His cousins tossed around suggestions like the planetarium and the aquarium and the Museum of Contemporary Art.

“How about you?” she asked Rob. “What would you suggest?”

“The Museum of Science and Industry.”

“Really,” she said, looking thoughtful. “For some reason I imagined your preferring someplace a little less…academic. Like a sports museum.”

“And you assumed that because, why? You know me so well?”

She looked amused, as if this was some big joke to her.

The waitress dropped their food off at the table and when Rob looked at Carrie’s plate, he could feel his arteries tighten.
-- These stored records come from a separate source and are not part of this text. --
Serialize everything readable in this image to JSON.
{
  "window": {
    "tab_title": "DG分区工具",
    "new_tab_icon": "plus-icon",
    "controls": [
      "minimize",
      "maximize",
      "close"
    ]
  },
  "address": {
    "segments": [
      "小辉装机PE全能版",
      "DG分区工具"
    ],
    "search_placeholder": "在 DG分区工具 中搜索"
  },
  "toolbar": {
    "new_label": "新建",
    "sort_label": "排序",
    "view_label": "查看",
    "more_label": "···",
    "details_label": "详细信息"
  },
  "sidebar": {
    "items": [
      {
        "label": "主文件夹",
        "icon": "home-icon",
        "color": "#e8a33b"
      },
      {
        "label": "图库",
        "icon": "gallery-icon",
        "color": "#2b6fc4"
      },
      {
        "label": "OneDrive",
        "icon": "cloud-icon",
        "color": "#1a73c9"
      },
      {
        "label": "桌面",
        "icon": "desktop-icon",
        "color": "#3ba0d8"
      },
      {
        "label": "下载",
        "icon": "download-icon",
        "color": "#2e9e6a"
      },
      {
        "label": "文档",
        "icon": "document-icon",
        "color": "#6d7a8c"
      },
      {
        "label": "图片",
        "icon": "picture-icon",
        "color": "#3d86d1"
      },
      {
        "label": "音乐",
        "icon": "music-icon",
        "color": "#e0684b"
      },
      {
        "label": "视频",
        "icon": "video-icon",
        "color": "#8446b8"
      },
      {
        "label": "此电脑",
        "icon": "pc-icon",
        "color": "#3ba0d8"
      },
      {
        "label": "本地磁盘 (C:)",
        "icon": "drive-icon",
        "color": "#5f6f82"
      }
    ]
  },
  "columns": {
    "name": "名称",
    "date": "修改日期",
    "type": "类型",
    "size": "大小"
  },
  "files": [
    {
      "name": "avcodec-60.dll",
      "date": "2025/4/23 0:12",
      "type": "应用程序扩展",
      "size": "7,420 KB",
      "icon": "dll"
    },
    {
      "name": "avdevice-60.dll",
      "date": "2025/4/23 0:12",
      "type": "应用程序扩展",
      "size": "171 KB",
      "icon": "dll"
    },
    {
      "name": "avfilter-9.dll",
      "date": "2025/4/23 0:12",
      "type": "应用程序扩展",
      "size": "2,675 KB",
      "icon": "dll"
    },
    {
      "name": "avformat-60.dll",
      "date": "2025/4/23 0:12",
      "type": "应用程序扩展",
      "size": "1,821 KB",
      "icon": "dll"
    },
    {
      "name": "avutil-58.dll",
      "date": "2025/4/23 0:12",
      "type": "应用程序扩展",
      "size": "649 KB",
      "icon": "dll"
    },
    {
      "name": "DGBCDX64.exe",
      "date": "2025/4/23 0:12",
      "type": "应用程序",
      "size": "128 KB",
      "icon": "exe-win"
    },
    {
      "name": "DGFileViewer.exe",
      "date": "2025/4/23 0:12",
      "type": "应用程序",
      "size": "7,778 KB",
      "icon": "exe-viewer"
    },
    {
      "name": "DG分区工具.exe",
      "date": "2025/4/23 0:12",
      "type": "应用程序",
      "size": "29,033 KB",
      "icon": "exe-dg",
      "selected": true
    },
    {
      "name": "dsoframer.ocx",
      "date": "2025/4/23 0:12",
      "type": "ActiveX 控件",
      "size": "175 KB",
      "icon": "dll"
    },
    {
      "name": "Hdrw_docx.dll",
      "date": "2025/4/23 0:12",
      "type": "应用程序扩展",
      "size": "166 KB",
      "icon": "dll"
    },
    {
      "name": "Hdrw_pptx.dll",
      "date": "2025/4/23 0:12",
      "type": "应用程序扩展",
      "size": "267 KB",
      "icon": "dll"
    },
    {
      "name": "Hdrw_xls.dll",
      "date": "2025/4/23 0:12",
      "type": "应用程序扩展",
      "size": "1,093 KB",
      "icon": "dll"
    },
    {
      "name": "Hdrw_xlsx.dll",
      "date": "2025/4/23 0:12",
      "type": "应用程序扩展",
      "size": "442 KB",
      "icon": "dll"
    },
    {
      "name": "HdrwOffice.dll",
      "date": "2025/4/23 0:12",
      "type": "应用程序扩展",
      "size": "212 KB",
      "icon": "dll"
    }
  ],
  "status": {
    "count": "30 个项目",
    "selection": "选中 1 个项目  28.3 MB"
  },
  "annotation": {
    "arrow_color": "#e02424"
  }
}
The special consisted of three eggs, four sausage links, hash browns, white toast and a stack of pancakes six inches high. A heart attack on a plate, his fitness instructor would call it. Which was why Rob had ordered his usual egg white vegetarian omelet, lean ham, tomato slices and dry whole wheat toast, of which he would allow himself half a slice. Unlike some people at the table, his goal was to live past his fortieth birthday.

“Do the three of you live in the city?” she asked them, and when her leg bumped his, he wrote it off as accidental, until he felt the brush of one shoeless foot slide against his ankle.

Was she coming onto him?

He shot her a sideways glance, but she was looking at Nick, chewing and nodding thoughtfully as she listened to him describe where each of them lived in relation to Caroselli Chocolate.

Okay, maybe it had been an accident. But what about the way she just happened to get syrup on her fingers, and instead of wiping them with a napkin, sucked it slowly from each digit, one at a time. Which of course reminded him of her sucking on something else.